Providers Refusing to Bill Medicare
Where this happens, you need to refer them to Va. Code § 8.01-27.5. If they refuse to bill Medicare, then they may lose their right to payment.
There are two important time periods when you’re dealing with Medicare-participating providers:
- During 120 days after the injury, Medicare can decide not to pay a claim because it looks like somebody else will step in and pay it.
- Participating providers have 12 months after the treatment was provided to file a claim with Medicare. In the alternative, they can assert a lien or otherwise demand that the patient pay them. If the participating provider does not make their claim to Medicare within 12 months, then Medicare will not honor their claim. In addition, Medicare will require that the provider withdraw any claim or lien against the patient. See the Medicare memorandum dealing with this issue of November 2023.

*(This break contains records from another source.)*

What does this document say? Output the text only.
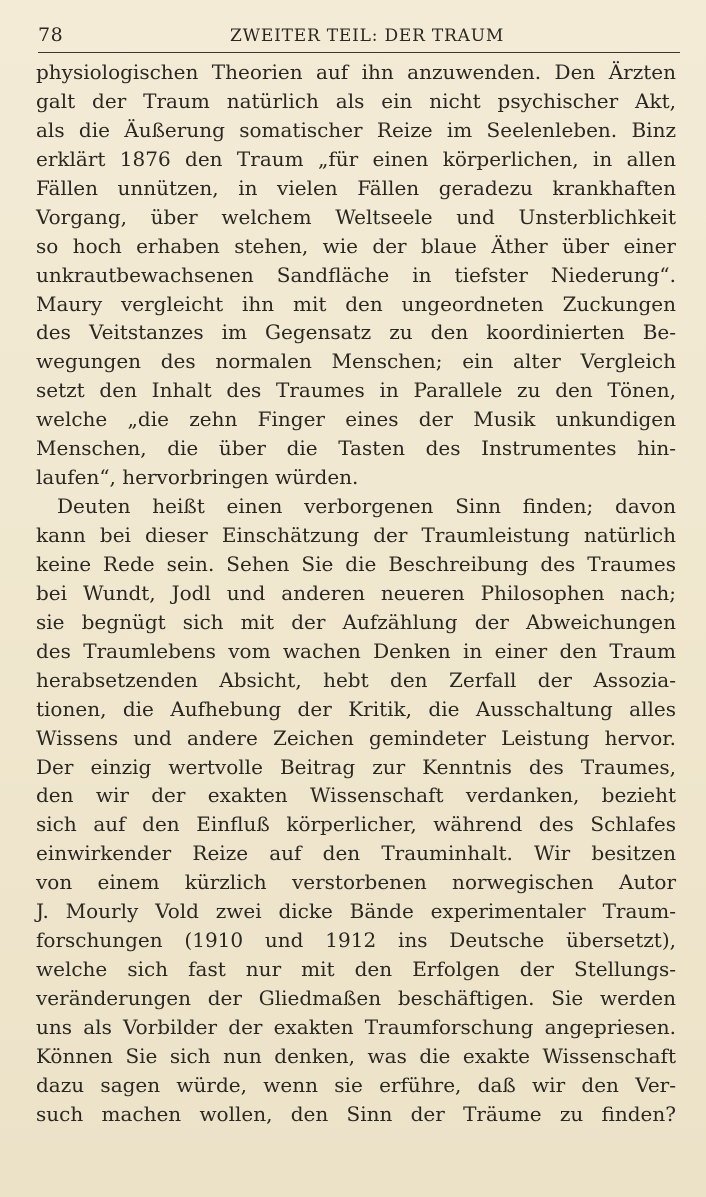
78	ZWEITER TEIL: DER TRAUM
physiologischen Theorien auf ihn anzuwenden. Den Ärzten
galt der Traum natürlich als ein nicht psychischer Akt,
als die Äußerung somatischer Reize im Seelenleben. Binz
erklärt 1876 den Traum „für einen körperlichen, in allen
Fällen unnützen, in vielen Fällen geradezu krankhaften
Vorgang, über welchem Weltseele und Unsterblichkeit
so hoch erhaben stehen, wie der blaue Äther über einer
unkrautbewachsenen Sandfläche in tiefster Niederung“.
Maury vergleicht ihn mit den ungeordneten Zuckungen
des Veitstanzes im Gegensatz zu den koordinierten Be-
wegungen des normalen Menschen; ein alter Vergleich
setzt den Inhalt des Traumes in Parallele zu den Tönen,
welche „die zehn Finger eines der Musik unkundigen
Menschen, die über die Tasten des Instrumentes hin-
laufen“, hervorbringen würden.
Deuten heißt einen verborgenen Sinn finden; davon
kann bei dieser Einschätzung der Traumleistung natürlich
keine Rede sein. Sehen Sie die Beschreibung des Traumes
bei Wundt, Jodl und anderen neueren Philosophen nach;
sie begnügt sich mit der Aufzählung der Abweichungen
des Traumlebens vom wachen Denken in einer den Traum
herabsetzenden Absicht, hebt den Zerfall der Assozia-
tionen, die Aufhebung der Kritik, die Ausschaltung alles
Wissens und andere Zeichen gemindeter Leistung hervor.
Der einzig wertvolle Beitrag zur Kenntnis des Traumes,
den wir der exakten Wissenschaft verdanken, bezieht
sich auf den Einfluß körperlicher, während des Schlafes
einwirkender Reize auf den Trauminhalt. Wir besitzen
von einem kürzlich verstorbenen norwegischen Autor
J. Mourly Vold zwei dicke Bände experimentaler Traum-
forschungen (1910 und 1912 ins Deutsche übersetzt),
welche sich fast nur mit den Erfolgen der Stellungs-
veränderungen der Gliedmaßen beschäftigen. Sie werden
uns als Vorbilder der exakten Traumforschung angepriesen.
Können Sie sich nun denken, was die exakte Wissenschaft
dazu sagen würde, wenn sie erführe, daß wir den Ver-
such machen wollen, den Sinn der Träume zu finden?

Carriers Requiring Direct Payment
In some instances, insurance carriers will require that they pay Medicare directly. It makes sense to fight that. If the carrier however is adamant, then request that they sign an indemnification agreement, agreeing to indemnify you from liability in the event they don’t make the payment. Make sure that the release expressly says that they will timely pay the lien, be responsible for any penalties associated with delays and that it confirms that the amount being paid is based upon the final demand letter and not the Conditional Payment Letter.
Informing Medicare of Their Errors
Sometimes an instance will arise where you know that Medicare has made a mistake as far as what they are claiming. That is, they may be claiming too little. Is there an obligation to inform them? Your obligation is to exercise good faith. Medicare defines good faith as consisting of fully informing them of the accident details, providing complete settlement information and paying the final demand.